Buchanan: Bush, those who speak Spanish, and politics.

Pat Buchanan examines Bush's strategy for the future of the GOP.

It was from their success in Texas that George Bush and Karl Rove devised their grand strategy for regaining the "lock" on the presidency that had been the legacy of Nixon and Reagan.

Nixon's "New Majority" and the "Reagan Coalition" were built on the same foundation: a united Republican Party to which was added the socially conservative Democrats who would defect to the GOP on "God, gays and guns," and other battleground issues of the culture war.

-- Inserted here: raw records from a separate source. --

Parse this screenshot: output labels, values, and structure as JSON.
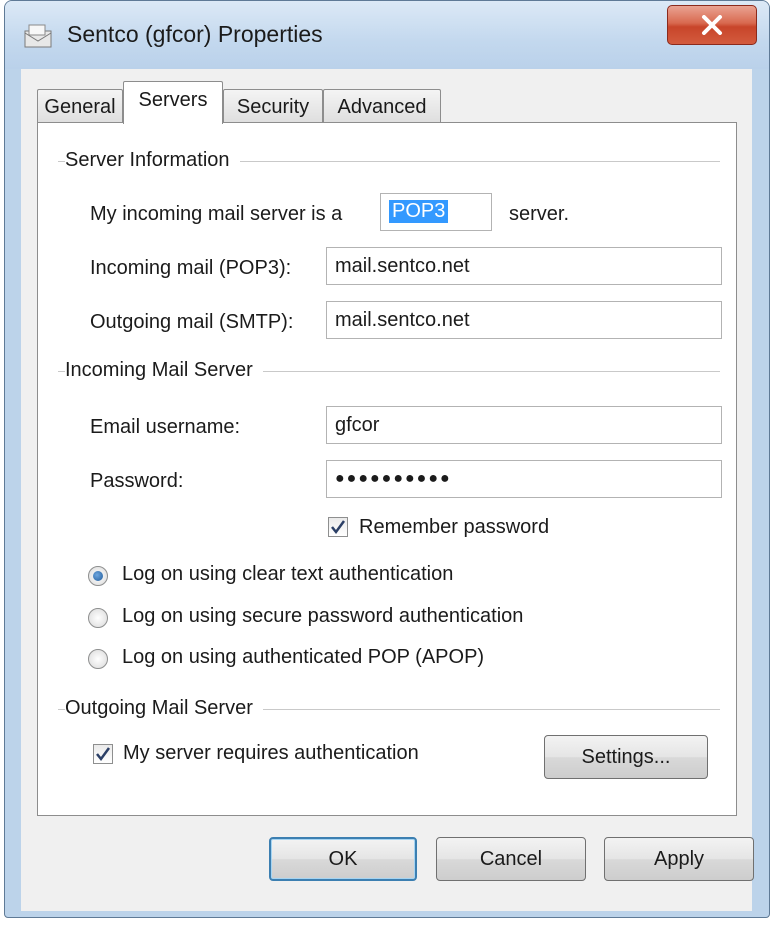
{
  "window": {
    "title": "Sentco (gfcor) Properties"
  },
  "tabs": [
    {
      "label": "General",
      "active": false
    },
    {
      "label": "Servers",
      "active": true
    },
    {
      "label": "Security",
      "active": false
    },
    {
      "label": "Advanced",
      "active": false
    }
  ],
  "server_information": {
    "heading": "Server Information",
    "incoming_type_prefix": "My incoming mail server is a",
    "incoming_type_value": "POP3",
    "incoming_type_suffix": "server.",
    "incoming_label": "Incoming mail (POP3):",
    "incoming_value": "mail.sentco.net",
    "outgoing_label": "Outgoing mail (SMTP):",
    "outgoing_value": "mail.sentco.net"
  },
  "incoming_mail_server": {
    "heading": "Incoming Mail Server",
    "username_label": "Email username:",
    "username_value": "gfcor",
    "password_label": "Password:",
    "password_value": "●●●●●●●●●●",
    "remember_label": "Remember password",
    "remember_checked": true,
    "auth_options": [
      {
        "label": "Log on using clear text authentication",
        "selected": true
      },
      {
        "label": "Log on using secure password authentication",
        "selected": false
      },
      {
        "label": "Log on using authenticated POP (APOP)",
        "selected": false
      }
    ]
  },
  "outgoing_mail_server": {
    "heading": "Outgoing Mail Server",
    "requires_auth_label": "My server requires authentication",
    "requires_auth_checked": true,
    "settings_button": "Settings..."
  },
  "footer": {
    "ok": "OK",
    "cancel": "Cancel",
    "apply": "Apply"
  },
  "colors": {
    "selection": "#3399ff",
    "close_button": "#c8452a",
    "title_bar": "#c3d8ee"
  }
}
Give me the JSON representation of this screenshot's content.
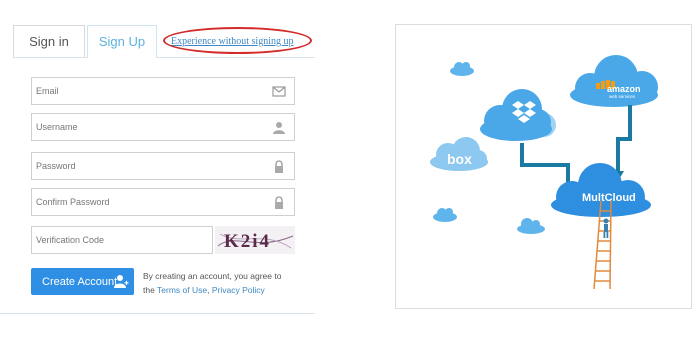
{
  "tabs": {
    "signin": "Sign in",
    "signup": "Sign Up"
  },
  "experience_link": "Experience without signing up",
  "form": {
    "email_placeholder": "Email",
    "username_placeholder": "Username",
    "password_placeholder": "Password",
    "confirm_placeholder": "Confirm Password",
    "verification_placeholder": "Verification Code",
    "captcha_text": "K2i4",
    "create_button": "Create Account",
    "terms_line1": "By creating an account, you agree to",
    "terms_prefix": "the",
    "terms_link": "Terms of Use",
    "terms_sep": ",",
    "privacy_link": "Privacy Policy"
  },
  "illustration": {
    "box_label": "box",
    "amazon_label": "amazon",
    "amazon_sub": "web services",
    "multcloud_label": "MultCloud"
  },
  "colors": {
    "accent": "#2f8fe4",
    "cloud": "#4aa8e8",
    "arrow": "#1b7aa0",
    "link": "#3d88c4",
    "highlight_oval": "#d32a2a"
  },
  "icons": {
    "email": "envelope-icon",
    "username": "user-icon",
    "password": "lock-icon",
    "confirm": "lock-icon",
    "create": "add-user-icon",
    "dropbox": "dropbox-icon"
  }
}
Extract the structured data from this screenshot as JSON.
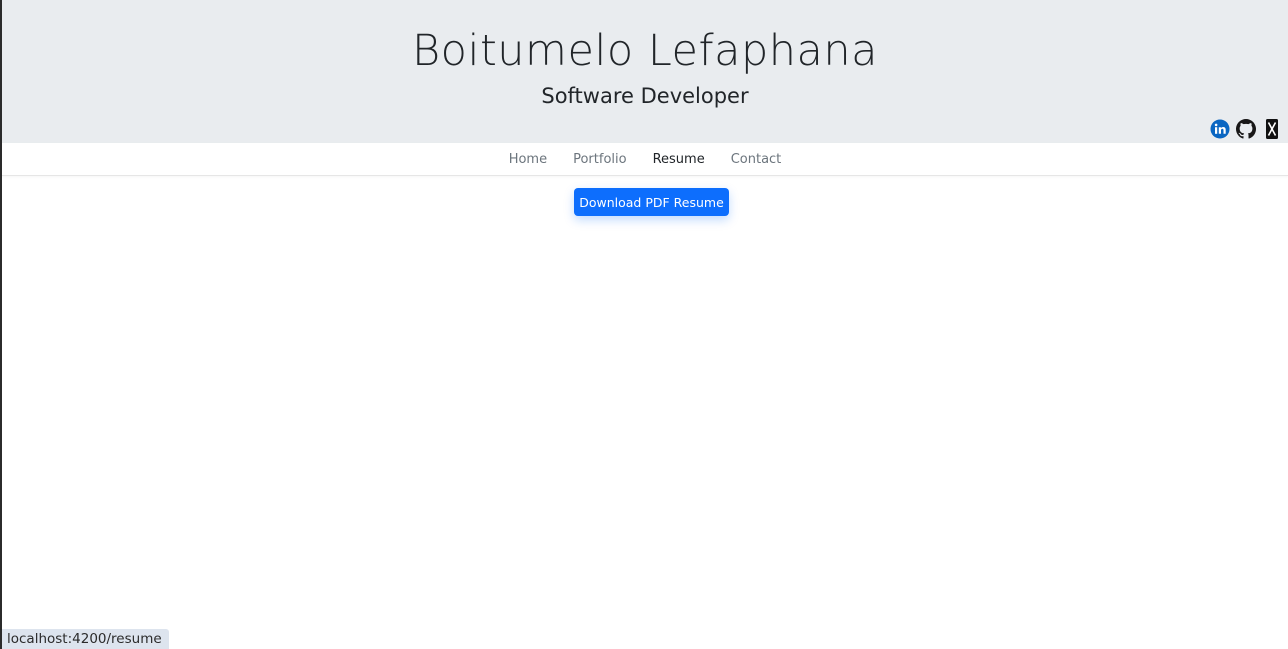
{
  "hero": {
    "name": "Boitumelo Lefaphana",
    "title": "Software Developer"
  },
  "social": {
    "items": [
      {
        "name": "linkedin-icon",
        "color": "#0a66c2"
      },
      {
        "name": "github-icon",
        "color": "#181717"
      },
      {
        "name": "x-icon",
        "color": "#000000"
      }
    ]
  },
  "nav": {
    "items": [
      {
        "label": "Home",
        "active": false
      },
      {
        "label": "Portfolio",
        "active": false
      },
      {
        "label": "Resume",
        "active": true
      },
      {
        "label": "Contact",
        "active": false
      }
    ]
  },
  "main": {
    "download_label": "Download PDF Resume",
    "button_color": "#0d6efd"
  },
  "status_bar": {
    "url": "localhost:4200/resume"
  }
}
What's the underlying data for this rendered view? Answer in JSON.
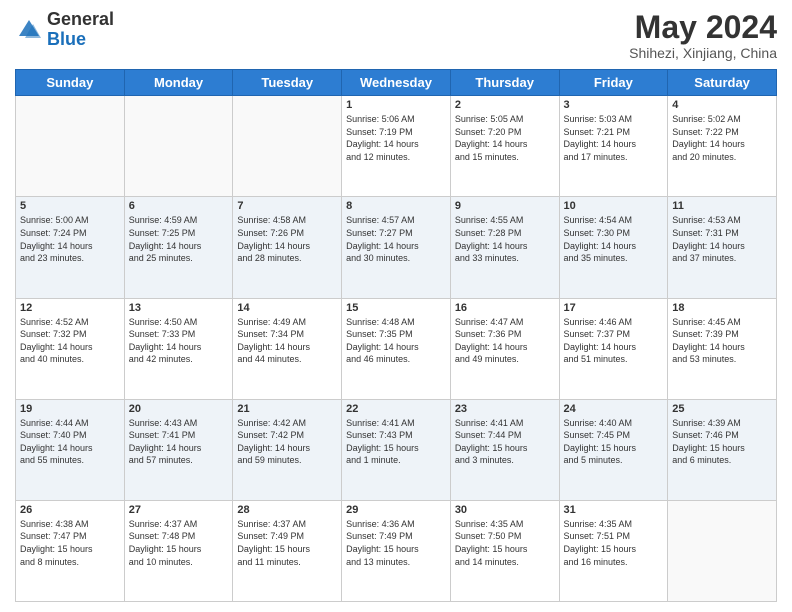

Rove and Bush correctly perceived that, due to immigration, the Nixon-Reagan coalition, composed almost entirely of white voters, was shrinking in relative terms. Where, in 1960, European-Americans were nearly 90 percent of the population and an even higher share of the voters, today, they are less than 70 percent of the population.

Today, a Republican can sweep the white vote 55 percent to 45 percent, and still lose. And as President Clinton merrily predicted a few years ago, white folks will be just another minority in 2050, as they are already in California and Texas.

In short, Republicans need minority voters to survive as America's Party. The Bush-Rove solution to the looming demographic disaster is to go all-out to court the nation's fastest growing minority, Hispanics, who now number 40 million and 13 percent of the U.S. population. But, in seeking to win the Hispanic vote, the inherent defects of the Bush-Rove strategy have become manifestly clear.